Memory region (MR) lookup by address inside mempool MRs
was not accounting for the upper bound of an MR.
For mempools covered by multiple MRs this could return
a wrong MR LKey, typically resulting in an unrecoverable
TxQ failure:
mlx5_net: Cannot change Tx QP state to INIT Invalid argument
Corresponding message from /var/log/dpdk_mlx5_port_X_txq_Y_index_Z*:
Unexpected CQE error syndrome 0x04 CQN = 128 SQN = 4848
wqe_counter = 0 wq_ci = 9 cq_ci = 122
This is likely to happen with --legacy-mem and IOVA-as-PA,
because EAL intentionally maps pages at non-adjacent PA
to non-adjacent VA in this mode, and MLX5 PMD works with VA.
Fixes: 690b2a88c2f7 ("common/mlx5: add mempool registration facilities")
Cc: stable@dpdk.org
Reported-by: Wang Yunjian <wangyunjian@huawei.com>
Signed-off-by: Dmitry Kozlyuk <dkozlyuk@nvidia.com>
Reviewed-by: Viacheslav Ovsiienko <viacheslavo@nvidia.com>
---
drivers/common/mlx5/mlx5_common_mr.c | 9 +++++----
1 file changed, 5 insertions(+), 4 deletions(-)

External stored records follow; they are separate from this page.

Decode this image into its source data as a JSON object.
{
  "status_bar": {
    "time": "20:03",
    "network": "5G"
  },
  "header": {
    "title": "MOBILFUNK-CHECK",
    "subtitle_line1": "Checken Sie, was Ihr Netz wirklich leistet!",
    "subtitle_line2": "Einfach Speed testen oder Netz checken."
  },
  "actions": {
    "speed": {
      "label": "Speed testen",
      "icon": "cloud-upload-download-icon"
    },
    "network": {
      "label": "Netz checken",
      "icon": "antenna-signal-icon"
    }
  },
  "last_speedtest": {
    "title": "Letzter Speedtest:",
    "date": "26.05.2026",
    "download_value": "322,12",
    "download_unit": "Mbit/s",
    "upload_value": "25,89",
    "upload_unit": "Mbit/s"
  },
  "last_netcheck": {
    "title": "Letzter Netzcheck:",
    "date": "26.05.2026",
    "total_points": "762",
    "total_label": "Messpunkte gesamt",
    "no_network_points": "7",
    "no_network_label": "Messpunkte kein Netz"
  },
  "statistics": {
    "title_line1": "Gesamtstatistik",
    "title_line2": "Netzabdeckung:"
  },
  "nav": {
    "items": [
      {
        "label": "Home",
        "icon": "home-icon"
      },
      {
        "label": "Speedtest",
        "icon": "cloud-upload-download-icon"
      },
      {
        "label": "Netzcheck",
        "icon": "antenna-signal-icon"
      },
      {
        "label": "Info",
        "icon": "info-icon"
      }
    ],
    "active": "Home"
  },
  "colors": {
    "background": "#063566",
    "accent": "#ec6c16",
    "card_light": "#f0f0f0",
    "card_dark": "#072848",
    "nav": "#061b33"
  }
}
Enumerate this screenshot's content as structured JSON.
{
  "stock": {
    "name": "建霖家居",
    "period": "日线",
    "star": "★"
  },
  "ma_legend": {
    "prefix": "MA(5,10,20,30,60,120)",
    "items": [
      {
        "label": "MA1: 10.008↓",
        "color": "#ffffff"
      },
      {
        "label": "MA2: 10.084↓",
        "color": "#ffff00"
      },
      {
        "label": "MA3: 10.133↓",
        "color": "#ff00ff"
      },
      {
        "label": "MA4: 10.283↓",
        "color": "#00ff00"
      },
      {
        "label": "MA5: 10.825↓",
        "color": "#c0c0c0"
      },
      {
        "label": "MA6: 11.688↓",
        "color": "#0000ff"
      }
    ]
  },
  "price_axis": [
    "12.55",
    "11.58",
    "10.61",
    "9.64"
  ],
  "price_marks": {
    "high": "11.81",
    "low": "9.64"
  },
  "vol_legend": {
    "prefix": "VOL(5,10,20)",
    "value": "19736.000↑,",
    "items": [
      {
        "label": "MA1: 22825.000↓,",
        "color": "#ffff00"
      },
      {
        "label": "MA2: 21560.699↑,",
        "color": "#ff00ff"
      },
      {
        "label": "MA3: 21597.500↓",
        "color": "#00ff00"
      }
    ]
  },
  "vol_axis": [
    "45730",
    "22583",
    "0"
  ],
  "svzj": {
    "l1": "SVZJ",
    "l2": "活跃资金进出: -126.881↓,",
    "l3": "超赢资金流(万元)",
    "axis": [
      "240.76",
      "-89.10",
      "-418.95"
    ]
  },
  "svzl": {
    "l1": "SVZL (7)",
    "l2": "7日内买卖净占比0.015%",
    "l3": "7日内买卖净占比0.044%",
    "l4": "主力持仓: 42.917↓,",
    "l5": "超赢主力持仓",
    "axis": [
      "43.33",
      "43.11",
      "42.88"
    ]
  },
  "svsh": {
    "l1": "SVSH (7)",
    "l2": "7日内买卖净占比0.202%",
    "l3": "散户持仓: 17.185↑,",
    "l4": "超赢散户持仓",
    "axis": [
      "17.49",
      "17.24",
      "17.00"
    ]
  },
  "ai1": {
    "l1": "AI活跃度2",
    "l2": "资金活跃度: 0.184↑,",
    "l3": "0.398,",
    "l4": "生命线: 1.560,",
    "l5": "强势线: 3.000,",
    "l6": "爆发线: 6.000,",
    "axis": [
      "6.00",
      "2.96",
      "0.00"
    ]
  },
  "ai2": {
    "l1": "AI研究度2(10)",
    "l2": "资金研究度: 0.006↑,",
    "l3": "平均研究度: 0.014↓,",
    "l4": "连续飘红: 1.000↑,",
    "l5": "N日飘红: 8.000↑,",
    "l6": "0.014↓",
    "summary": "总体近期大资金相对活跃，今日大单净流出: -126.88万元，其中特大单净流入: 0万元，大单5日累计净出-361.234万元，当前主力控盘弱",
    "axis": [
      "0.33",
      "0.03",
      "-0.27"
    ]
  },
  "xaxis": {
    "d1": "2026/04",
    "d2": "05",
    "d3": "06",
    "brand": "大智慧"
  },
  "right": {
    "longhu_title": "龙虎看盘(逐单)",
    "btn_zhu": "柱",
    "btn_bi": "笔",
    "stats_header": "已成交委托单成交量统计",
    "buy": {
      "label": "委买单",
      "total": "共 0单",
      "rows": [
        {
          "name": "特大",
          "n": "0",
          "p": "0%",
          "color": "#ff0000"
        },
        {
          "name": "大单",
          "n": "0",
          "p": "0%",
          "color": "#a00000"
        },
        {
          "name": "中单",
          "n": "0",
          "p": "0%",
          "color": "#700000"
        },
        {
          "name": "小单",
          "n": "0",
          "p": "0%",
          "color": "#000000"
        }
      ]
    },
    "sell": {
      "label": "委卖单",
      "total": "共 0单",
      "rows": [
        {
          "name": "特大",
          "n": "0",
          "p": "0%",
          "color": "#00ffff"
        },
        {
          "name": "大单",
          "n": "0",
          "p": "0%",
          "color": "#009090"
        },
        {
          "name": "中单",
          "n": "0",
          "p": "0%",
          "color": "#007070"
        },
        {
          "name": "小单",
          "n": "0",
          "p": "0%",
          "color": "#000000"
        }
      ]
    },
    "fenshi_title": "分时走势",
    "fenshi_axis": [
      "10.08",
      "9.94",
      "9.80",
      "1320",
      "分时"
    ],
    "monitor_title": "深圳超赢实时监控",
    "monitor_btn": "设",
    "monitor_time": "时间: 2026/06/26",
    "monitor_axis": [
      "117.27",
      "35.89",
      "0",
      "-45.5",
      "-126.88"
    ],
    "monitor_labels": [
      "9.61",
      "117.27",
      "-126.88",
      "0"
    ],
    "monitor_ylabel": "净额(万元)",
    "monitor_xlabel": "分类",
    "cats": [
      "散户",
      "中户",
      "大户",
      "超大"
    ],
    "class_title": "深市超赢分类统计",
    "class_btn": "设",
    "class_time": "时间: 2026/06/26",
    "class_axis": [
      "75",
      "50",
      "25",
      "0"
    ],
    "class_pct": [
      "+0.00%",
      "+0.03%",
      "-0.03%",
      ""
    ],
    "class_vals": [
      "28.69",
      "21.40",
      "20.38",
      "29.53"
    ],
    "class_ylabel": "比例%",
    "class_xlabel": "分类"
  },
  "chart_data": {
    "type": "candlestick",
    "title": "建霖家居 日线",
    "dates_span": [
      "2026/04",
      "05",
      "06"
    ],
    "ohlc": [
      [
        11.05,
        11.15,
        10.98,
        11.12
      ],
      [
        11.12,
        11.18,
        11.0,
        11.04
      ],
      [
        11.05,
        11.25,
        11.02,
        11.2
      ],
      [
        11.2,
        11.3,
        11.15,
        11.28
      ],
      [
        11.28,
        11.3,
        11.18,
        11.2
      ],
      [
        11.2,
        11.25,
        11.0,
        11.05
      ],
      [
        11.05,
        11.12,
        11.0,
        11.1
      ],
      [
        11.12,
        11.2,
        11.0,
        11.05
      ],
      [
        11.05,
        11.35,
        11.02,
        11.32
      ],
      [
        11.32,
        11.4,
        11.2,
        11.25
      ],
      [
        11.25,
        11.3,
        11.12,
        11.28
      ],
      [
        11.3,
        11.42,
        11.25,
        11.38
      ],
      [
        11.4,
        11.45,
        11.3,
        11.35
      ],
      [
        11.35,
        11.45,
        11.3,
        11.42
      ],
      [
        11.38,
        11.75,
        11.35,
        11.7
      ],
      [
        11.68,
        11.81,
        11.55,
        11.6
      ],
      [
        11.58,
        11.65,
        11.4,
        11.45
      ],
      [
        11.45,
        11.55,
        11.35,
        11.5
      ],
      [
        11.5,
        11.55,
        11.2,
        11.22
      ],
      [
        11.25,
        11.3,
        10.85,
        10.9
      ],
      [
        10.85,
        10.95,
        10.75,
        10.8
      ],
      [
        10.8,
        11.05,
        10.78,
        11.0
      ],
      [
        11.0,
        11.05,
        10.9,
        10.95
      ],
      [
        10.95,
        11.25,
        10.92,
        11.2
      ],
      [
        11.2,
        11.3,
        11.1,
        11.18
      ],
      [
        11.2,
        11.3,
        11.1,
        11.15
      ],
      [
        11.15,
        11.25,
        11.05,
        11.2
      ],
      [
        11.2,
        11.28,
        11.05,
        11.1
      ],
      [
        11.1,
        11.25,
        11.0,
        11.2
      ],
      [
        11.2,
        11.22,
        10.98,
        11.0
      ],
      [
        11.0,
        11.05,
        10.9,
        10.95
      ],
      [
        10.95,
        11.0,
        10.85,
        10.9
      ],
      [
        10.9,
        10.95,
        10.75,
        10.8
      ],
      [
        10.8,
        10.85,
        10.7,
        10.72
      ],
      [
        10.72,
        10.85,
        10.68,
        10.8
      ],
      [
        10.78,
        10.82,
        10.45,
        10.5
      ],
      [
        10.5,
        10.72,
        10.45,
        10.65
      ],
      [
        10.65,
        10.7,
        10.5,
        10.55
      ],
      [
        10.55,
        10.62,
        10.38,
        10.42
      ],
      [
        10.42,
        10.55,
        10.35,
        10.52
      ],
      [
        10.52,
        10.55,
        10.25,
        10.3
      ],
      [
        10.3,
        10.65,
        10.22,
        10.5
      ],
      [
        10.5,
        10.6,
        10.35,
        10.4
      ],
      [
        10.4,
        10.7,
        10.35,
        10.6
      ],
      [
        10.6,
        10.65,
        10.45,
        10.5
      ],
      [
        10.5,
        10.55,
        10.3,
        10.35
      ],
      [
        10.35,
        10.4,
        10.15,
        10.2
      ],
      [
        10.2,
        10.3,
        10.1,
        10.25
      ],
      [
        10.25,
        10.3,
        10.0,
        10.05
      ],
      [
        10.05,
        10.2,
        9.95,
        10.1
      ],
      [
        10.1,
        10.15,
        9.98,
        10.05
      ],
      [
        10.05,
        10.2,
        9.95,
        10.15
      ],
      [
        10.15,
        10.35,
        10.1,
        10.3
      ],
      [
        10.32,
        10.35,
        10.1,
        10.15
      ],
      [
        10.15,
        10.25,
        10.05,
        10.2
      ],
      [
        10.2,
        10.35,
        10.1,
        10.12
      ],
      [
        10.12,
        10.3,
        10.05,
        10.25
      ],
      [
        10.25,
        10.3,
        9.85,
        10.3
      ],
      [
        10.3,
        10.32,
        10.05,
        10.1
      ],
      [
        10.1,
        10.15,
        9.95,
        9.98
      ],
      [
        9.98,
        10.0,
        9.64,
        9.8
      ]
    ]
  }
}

diff --git a/drivers/common/mlx5/mlx5_common_mr.c b/drivers/common/mlx5/mlx5_common_mr.c
index 1537b5d428..5f7e4f6734 100644
--- a/drivers/common/mlx5/mlx5_common_mr.c
+++ b/drivers/common/mlx5/mlx5_common_mr.c
@@ -1834,12 +1834,13 @@ mlx5_mempool_reg_addr2mr(struct mlx5_mempool_reg *mpr, uintptr_t addr,
for (i = 0; i < mpr->mrs_n; i++) {
const struct mlx5_pmd_mr *mr = &mpr->mrs[i].pmd_mr;
- uintptr_t mr_addr = (uintptr_t)mr->addr;
+ uintptr_t mr_start = (uintptr_t)mr->addr;
+ uintptr_t mr_end = mr_start + mr->len;
- if (mr_addr <= addr) {
+ if (mr_start <= addr && addr < mr_end) {
lkey = rte_cpu_to_be_32(mr->lkey);
- entry->start = mr_addr;
- entry->end = mr_addr + mr->len;
+ entry->start = mr_start;
+ entry->end = mr_end;
entry->lkey = lkey;
break;
}
--
2.25.1